En voici deux exemples qui donneront une idée de l’originalité de l’approche.
« Un événement particulier dans le transfert m’était apparu décisif, quoique bien énigmatique: à la veille d’une période de vacances d’été, à la fin d’une séance, l’analysante avait entièrement plongé son regard dans le mien et nous étions restées ainsi quelques secondes, immobiles. Une étrange sensation d’apaisement nous envahissait, en un temps suspendu. Ce regard semblait avoir cherché son ancrage et son horizon, puis s’était accroché dans le silence. La plongée dans les yeux prenant le visage entier dans son intensité avait à la fois valeur de se perdre dans le regard et de se lover dans le visage-regard.
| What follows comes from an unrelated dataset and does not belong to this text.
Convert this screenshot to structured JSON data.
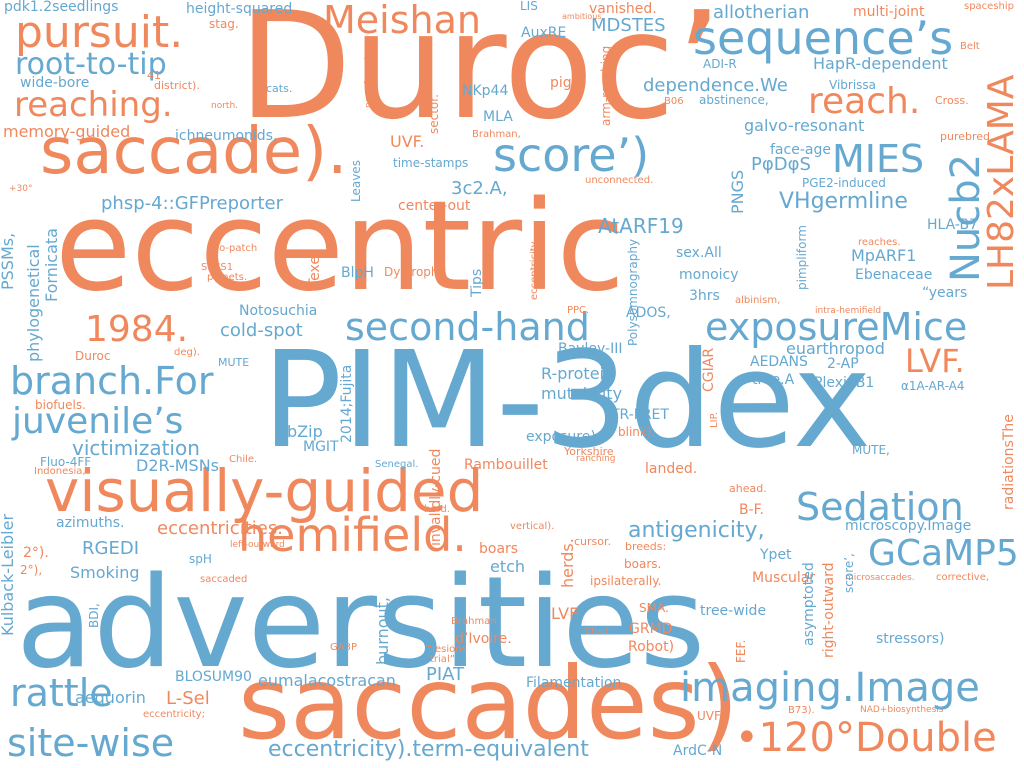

Puis l’analysante était partie sans rien dire, avec un léger sourire aux lèvres, comme si elle venait de se réveiller à la suite d’un beau rêve. » Cette séquence clinique montre la possibilité advenue dans le transfert de la fonction du miroir maternel winnicottien après la défaillance du regard de la mère.
Dans un autre cas, la patiente dit : « Là, ça y est, je suis morte ».
« Au lieu de tenter de la rassurer ou de nommer sa présence vivante, je lui dis : « Oui, vous devez sûrement avoir raison, vous êtes morte, ça a existé dans le passé et là maintenant, vous pouvez l’éprouver. » A ce moment-là, elle releva la tête et me regarda, sidérée, puis soulagée, comme si elle s’éveillant d’un cauchemar. L’événement psychique insoupçonné était arrivé dans le transfert ». L’expérience du transfert amène le sujet à se déprendre des miroirs déformants habités par des fantômes.
Pour Sylvie Le Poulichet, la cure analytique est un tableau, auquel on ajoute sans cesse de nouvelles touches, de nouvelles retouches et de nouvelles couleurs. S’écartant d’un savoir dogmatique préétabli, l’analyste et la patiente partagent des moments d’émergence, ce qui implique les dimensions ludiques et créatrices de l’une et de l’autre.